- Illinois state flag
- Active: 1862–1865
- Disbanded: September 27, 1865
- Country: United States
- Allegiance: Illinois
- Branch: Volunteers
- Type: Infantry
- Size: Regiment
- Engagements: Battle of Shiloh Siege of Corinth Siege of Vicksburg Action at Overall's Creek Third Battle of Murfreesboro

= 61st Illinois Infantry Regiment =

Infantry regiment of United States Volunteers

The 61st Regiment Illinois Volunteer Infantry was an infantry regiment that served in the Union Army during the American Civil War.

==Service==
The 61st Illinois Infantry was originally organized at Carrollton, Illinois and mustered into Federal service on February 5, 1862. The regiment was mustered out at Nashville, Tennessee, on September 27, 1865.

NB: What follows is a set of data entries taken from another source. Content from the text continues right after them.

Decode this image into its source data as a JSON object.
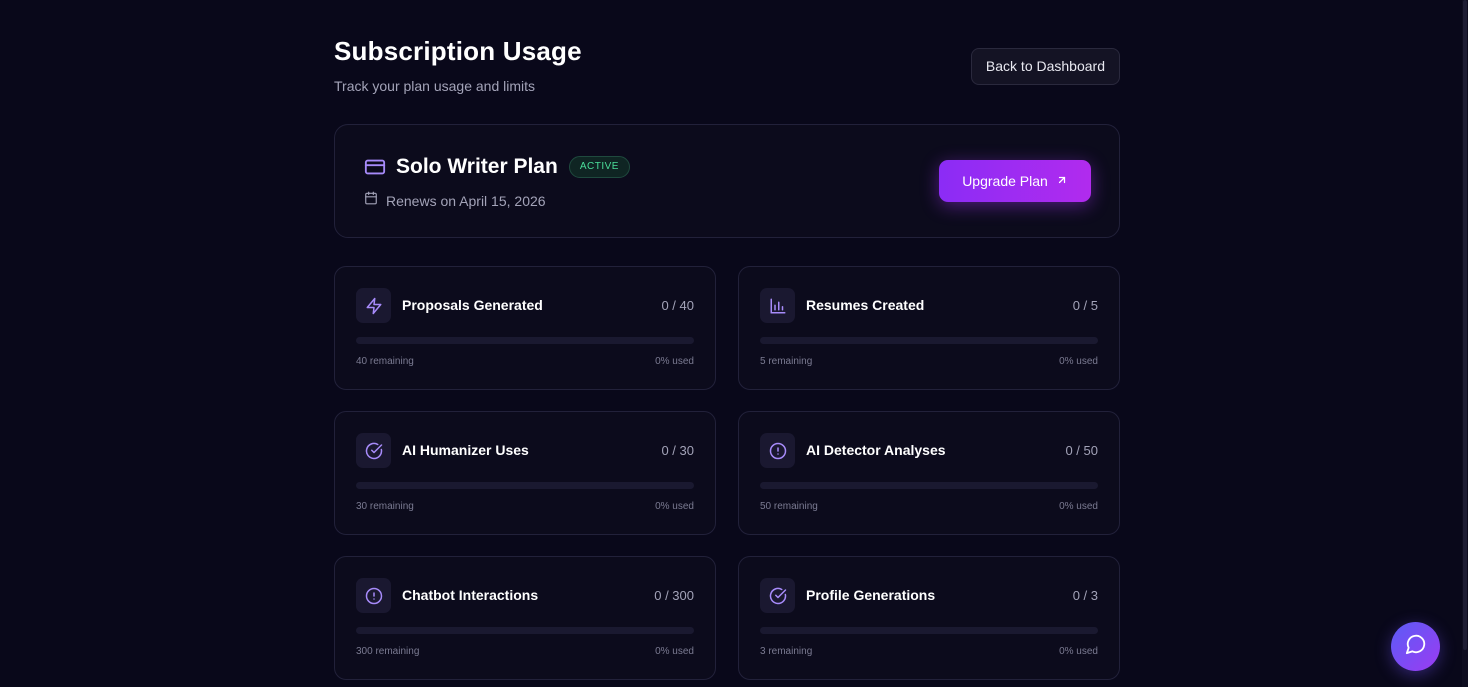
{
  "header": {
    "title": "Subscription Usage",
    "subtitle": "Track your plan usage and limits",
    "back_button": "Back to Dashboard"
  },
  "plan": {
    "icon": "credit-card-icon",
    "name": "Solo Writer Plan",
    "status_badge": "ACTIVE",
    "renews_icon": "calendar-icon",
    "renews_text": "Renews on April 15, 2026",
    "upgrade_button": "Upgrade Plan",
    "upgrade_icon": "arrow-up-right-icon"
  },
  "usage": [
    {
      "icon": "lightning-bolt-icon",
      "title": "Proposals Generated",
      "count": "0 / 40",
      "remaining": "40 remaining",
      "used": "0% used",
      "progress": 0
    },
    {
      "icon": "bar-chart-icon",
      "title": "Resumes Created",
      "count": "0 / 5",
      "remaining": "5 remaining",
      "used": "0% used",
      "progress": 0
    },
    {
      "icon": "check-circle-icon",
      "title": "AI Humanizer Uses",
      "count": "0 / 30",
      "remaining": "30 remaining",
      "used": "0% used",
      "progress": 0
    },
    {
      "icon": "alert-circle-icon",
      "title": "AI Detector Analyses",
      "count": "0 / 50",
      "remaining": "50 remaining",
      "used": "0% used",
      "progress": 0
    },
    {
      "icon": "alert-circle-icon",
      "title": "Chatbot Interactions",
      "count": "0 / 300",
      "remaining": "300 remaining",
      "used": "0% used",
      "progress": 0
    },
    {
      "icon": "check-circle-icon",
      "title": "Profile Generations",
      "count": "0 / 3",
      "remaining": "3 remaining",
      "used": "0% used",
      "progress": 0
    }
  ],
  "chat": {
    "icon": "chat-bubble-icon"
  },
  "colors": {
    "background": "#09081a",
    "accent": "#8b5cf6",
    "upgrade_gradient_start": "#8b2cf5",
    "upgrade_gradient_end": "#b12bee",
    "active_badge": "#4ade9a"
  }
}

==Total strength and casualties==
The regiment suffered 3 officers and 34 enlisted men who were killed in action or mortally wounded and 4 officers and 183 enlisted men who died of disease, for a total of 224 fatalities.

==Commanders==
- Colonel Jacob Fry, March 26, 1862- May 14, 1863 (resigned)
- Colonel Simon P. Ohr, May 14, 1863- September 14, 1864 (died).
- Colonel Daniel Grass, September 15, 1864- May 15, 1865 (discharged).
- Colonel Jerome B. Nulton, July 18, 1865- September 8, 1865 (mustered out).